In July, North Carolina cut its maximum unemployment benefit from 99 to 19 weeks and from $535 to $350 per week. Since that time North Carolina’s workforce – those with a job or looking for one – has reportedly shrunk sharply.
According to Republicans money transfers are a disincentive to work, so giving them less or no money should result in more people working. Republicans tend to make this blanket claim regardless of the situation. Democrats often highlight the individual and social benefits from keeping people out of dire straights. They say that sufficient unemployment benefits keep people from falling so far that they lose interest in working or resort to desperate actions.
If someone reading this knows of good, fairly unbiased economic research that tests these opposing views, I’d like to know.
However, this Bloomberg journalist thinks North Carolina’s recent experience is a natural experiment that provides irrefutable and conclusive evidence for the Democrats’ view.
Cutting unemployment insurance apparently hasn’t encouraged the unemployed to look harder for work: It has caused them to drop out of the labor force altogether.
To get unemployment insurance, you have to actively search for work and prove that you’re doing so. The drop in the labor force suggests that this incentive was effective. Without it, more people just give up.
The journalist goes on to provide no evidence to support the above claim.
Obviously we have only short-term information from one state. Really this is a datum, not a data set. There is also baseline neglect here – without a model of the North Carolina economy we can’t say how much of the workforce change might be due to fewer people receiving benefits.
But there’s something even more glaring and it’s captured in the journalist’s own words: “To get unemployment insurance, you have to actively search for work and prove that you’re doing so“. People receiving unemployment benefits have a direct incentive to report that they are looking for work. Once someone is no longer eligible for benefits, the incentive disappears.

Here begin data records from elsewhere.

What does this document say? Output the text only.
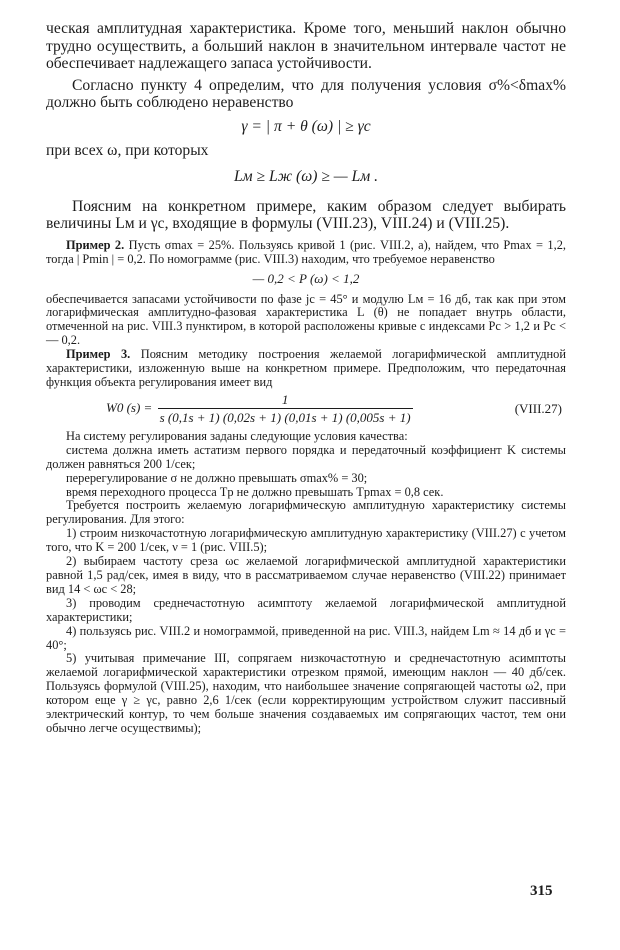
ческая амплитудная характеристика. Кроме того, меньший наклон обычно трудно осуществить, а больший наклон в значительном интервале частот не обеспечивает надлежащего запаса устойчивости.

Согласно пункту 4 определим, что для получения условия σ%<δmax% должно быть соблюдено неравенство

γ = | π + θ (ω) | ≥ γc

при всех ω, при которых

Lм ≥ Lж (ω) ≥ — Lм .

Поясним на конкретном примере, каким образом следует выбирать величины Lм и γc, входящие в формулы (VIII.23), VIII.24) и (VIII.25).

Пример 2. Пусть σmax = 25%. Пользуясь кривой 1 (рис. VIII.2, а), найдем, что Pmax = 1,2, тогда | Pmin | = 0,2. По номограмме (рис. VIII.3) находим, что требуемое неравенство

— 0,2 < P (ω) < 1,2

обеспечивается запасами устойчивости по фазе jc = 45° и модулю Lм = 16 дб, так как при этом логарифмическая амплитудно-фазовая характеристика L (θ) не попадает внутрь области, отмеченной на рис. VIII.3 пунктиром, в которой расположены кривые с индексами Pc > 1,2 и Pc < — 0,2.

Пример 3. Поясним методику построения желаемой логарифмической амплитудной характеристики, изложенную выше на конкретном примере. Предположим, что передаточная функция объекта регулирования имеет вид

W0 $(s) = \frac{1}{s (0,1s + 1) (0,02s + 1) (0,01s + 1) (0,005s + 1)}$	(VIII.27)

На систему регулирования заданы следующие условия качества:

система должна иметь астатизм первого порядка и передаточный коэффициент K системы должен равняться 200 1/сек;

перерегулирование σ не должно превышать σmax% = 30;

время переходного процесса Tp не должно превышать Tpmax = 0,8 сек.

Требуется построить желаемую логарифмическую амплитудную характеристику системы регулирования. Для этого:

1) строим низкочастотную логарифмическую амплитудную характеристику (VIII.27) с учетом того, что K = 200 1/сек, ν = 1 (рис. VIII.5);

2) выбираем частоту среза ωc желаемой логарифмической амплитудной характеристики равной 1,5 рад/сек, имея в виду, что в рассматриваемом случае неравенство (VIII.22) принимает вид 14 < ωc < 28;

3) проводим среднечастотную асимптоту желаемой логарифмической амплитудной характеристики;

4) пользуясь рис. VIII.2 и номограммой, приведенной на рис. VIII.3, найдем Lm ≈ 14 дб и γc = 40°;

5) учитывая примечание III, сопрягаем низкочастотную и среднечастотную асимптоты желаемой логарифмической характеристики отрезком прямой, имеющим наклон — 40 дб/сек. Пользуясь формулой (VIII.25), находим, что наибольшее значение сопрягающей частоты ω2, при котором еще γ ≥ γc, равно 2,6 1/сек (если корректирующим устройством служит пассивный электрический контур, то чем больше значения создаваемых им сопрягающих частот, тем они обычно легче осуществимы);

315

It’s important to remember that unemployment information is based on surveys – households are asked whether they are working and, if not, whether they are looking. If someone collecting benefits gets that survey call, what are they going to say? “No, I only applied for a couple jobs I had no intention of getting because I need to do it to get my unemployment check. Really I’m sitting on the couch eating chips and watching TV.” Of course not. They’ll claim to be looking for work.
It’s ironic that the debate around unemployment benefits revolves around incentives, yet this author can’t recognize this simple incentive.
I think another source of empirical data would be needed to measure workforce participation during a period with a “structural break” in incentives. Perhaps a survey of employers would help by asking how many total and qualified applications they receive per position. If the total number of applications dropped when people lost benefits but the number of qualified applications was constant, that would be evidence contrary to the journalist’s conclusion.
Note that I am actually more sympathetic to the Democrats’ line during the current economic conditions. I would support a gradual reduction in benefit amount but only a small change in duration until conditions improve a bit more.